Come sapete, siamo in piena crisi di governo e in queste ore il Presidente della Repubblica sta consultando i gruppi parlamentari per capire se è possibile comporre una maggioranza diversa da quella tra Lega e M5S appena crollata. Una delle ipotesi è che il Pd e il M5S facciano un accordo per un governo che arrivi a fine legislatura. Il Pd ha posto dei paletti precisi tra cui la discontinuità nei nomi. Anche per questa ragione, in queste ore è partito il solito “toto nomi”. Chi potrebbe essere il nuovo presidente del Consiglio?
Tra i nomi che circolano con più insistenza c’è quello di Marta Cartabia, giudice e vicepresidente della Corte costituzionale dal 12 novembre 2014. Sarebbe la prima donna a presiedere il consiglio dei ministri nella storia d’Italia. Ma chi è Marta Cartabia?

Vicina a Comunione e Liberazione

Sebbene sia riconosciuta per la sua preparazione in tema di diritto costituzionale, lo stesso non si può dire per quanto riguarda i diritti civili. Da sempre vicina a Comunione e Liberazione, a cui è iscritta fin dai tempi del liceo, non ha mai fatto mistero di essere contraria al matrimonio egualitario.
Era il 2011 quando lo Stato di New York estendeva il diritto di sposarsi anche alle coppie dello stesso sesso. Il commento di Cartabia fu lapidario.

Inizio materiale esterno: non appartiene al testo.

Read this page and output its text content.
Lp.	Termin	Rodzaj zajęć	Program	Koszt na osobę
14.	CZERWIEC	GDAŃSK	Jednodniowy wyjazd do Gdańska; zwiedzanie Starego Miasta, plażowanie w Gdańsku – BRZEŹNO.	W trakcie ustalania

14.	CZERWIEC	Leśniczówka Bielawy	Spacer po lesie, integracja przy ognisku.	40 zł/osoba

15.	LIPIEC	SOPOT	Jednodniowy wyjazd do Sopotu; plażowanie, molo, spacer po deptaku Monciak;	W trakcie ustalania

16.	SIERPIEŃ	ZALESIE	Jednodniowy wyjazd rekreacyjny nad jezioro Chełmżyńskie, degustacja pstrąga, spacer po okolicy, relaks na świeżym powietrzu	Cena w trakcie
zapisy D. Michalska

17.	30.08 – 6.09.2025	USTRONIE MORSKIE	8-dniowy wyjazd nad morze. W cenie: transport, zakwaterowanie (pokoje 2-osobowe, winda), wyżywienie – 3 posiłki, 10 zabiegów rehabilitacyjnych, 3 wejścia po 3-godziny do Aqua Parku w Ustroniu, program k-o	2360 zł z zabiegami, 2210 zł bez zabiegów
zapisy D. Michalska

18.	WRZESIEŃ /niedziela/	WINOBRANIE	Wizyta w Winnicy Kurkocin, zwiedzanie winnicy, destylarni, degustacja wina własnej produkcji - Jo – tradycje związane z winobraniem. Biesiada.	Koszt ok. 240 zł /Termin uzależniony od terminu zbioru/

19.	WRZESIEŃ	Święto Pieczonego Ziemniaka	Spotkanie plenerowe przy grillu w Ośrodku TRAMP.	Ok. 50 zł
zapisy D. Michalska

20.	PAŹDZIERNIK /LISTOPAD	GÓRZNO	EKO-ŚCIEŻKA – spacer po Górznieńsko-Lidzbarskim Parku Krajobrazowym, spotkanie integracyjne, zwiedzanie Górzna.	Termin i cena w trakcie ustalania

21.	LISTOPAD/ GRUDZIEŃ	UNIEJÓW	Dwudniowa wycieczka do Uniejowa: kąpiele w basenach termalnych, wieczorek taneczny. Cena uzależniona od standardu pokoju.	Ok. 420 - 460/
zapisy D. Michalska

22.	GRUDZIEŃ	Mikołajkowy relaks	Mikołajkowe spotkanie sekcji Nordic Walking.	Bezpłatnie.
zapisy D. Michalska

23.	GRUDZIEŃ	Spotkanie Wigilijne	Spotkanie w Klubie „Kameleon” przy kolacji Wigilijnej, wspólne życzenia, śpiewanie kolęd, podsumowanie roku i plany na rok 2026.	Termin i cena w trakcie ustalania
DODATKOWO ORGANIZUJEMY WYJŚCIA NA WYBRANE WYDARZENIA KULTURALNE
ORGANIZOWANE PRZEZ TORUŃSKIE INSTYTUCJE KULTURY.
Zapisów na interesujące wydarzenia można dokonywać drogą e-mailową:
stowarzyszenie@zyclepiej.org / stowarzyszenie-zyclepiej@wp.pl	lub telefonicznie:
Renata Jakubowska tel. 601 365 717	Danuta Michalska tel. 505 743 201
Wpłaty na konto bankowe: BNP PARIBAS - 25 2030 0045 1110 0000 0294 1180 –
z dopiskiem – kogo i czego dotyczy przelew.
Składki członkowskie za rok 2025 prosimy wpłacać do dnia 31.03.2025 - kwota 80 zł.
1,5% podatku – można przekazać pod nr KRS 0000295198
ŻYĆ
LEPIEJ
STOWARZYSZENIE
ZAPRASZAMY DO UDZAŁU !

“Non esulto per questa decisione”

“È vero che nel passato ci sono state molte legislazioni e costumi sociali aspri e inospitali verso gli omosessuali, se non addirittura impietosamente discriminatori – scriveva all’indomani della nuova legge la stessa Cartabia su “Il Sussidiario” – (…). Tuttavia, altro è discriminare altro è mantenere delle distinzioni: non ogni differenziazione è discriminazione”. “Mantenere su un piano distinto il matrimonio e la famiglia rispetto ad altre forme di convivenza è discriminare o operare distinzioni?” si chiedeva la giudice spiegando di non esultare per la decisione dei colleghi statunitensi.

La previsione sbagliata

“Giuridicamente parlando, la decisione dello stato di New York vale solo entro i suoi confini – considerava la costituzionalista -: oggi già alcuni (pochi) stati americani ed europei riconoscono il matrimonio omosessuale, mentre la maggior parte riserva il matrimonio alle coppie eterosessuali, e così continuerà ad essere”. Otto anni dopo, invece, il matrimonio egualitario è legge in tutti gli Usa e in 15 dei 28 stati che attualmente compongono l’Unione Europea. In altri 11, invece, esistono forme di riconoscimento come le unioni civili o istituti simili.

La famiglia e le altre forme di convivenza

“Per quanto riguarda l’Italia, la Corte costituzionale ha chiaramente affermato (sent. 138 del 2010) che la Costituzione italiana protegge la famiglia, differenziandola da altre forme di convivenze e non permette il matrimonio omosessuale” conclude. Non è difficile interpretare queste parole come una distinzione tra famiglia intesa come unione tra persone di sesso diverso, e tutte le altre forme di convivenza. Intanto l’Italia ha approvato la legge sulle unioni civili (nel 2016) che, pur non essendo il matrimonio e mantenendo alcune sostanziali differenze (ad esempio sui figli) parla espressamente di “vita familiare”.
Dal 2011 ad oggi la giudice Cartabia avrà cambiato idea? O rischiamo che la prima donna presidente del Consiglio sia, di fatto, su posizioni omofobiche?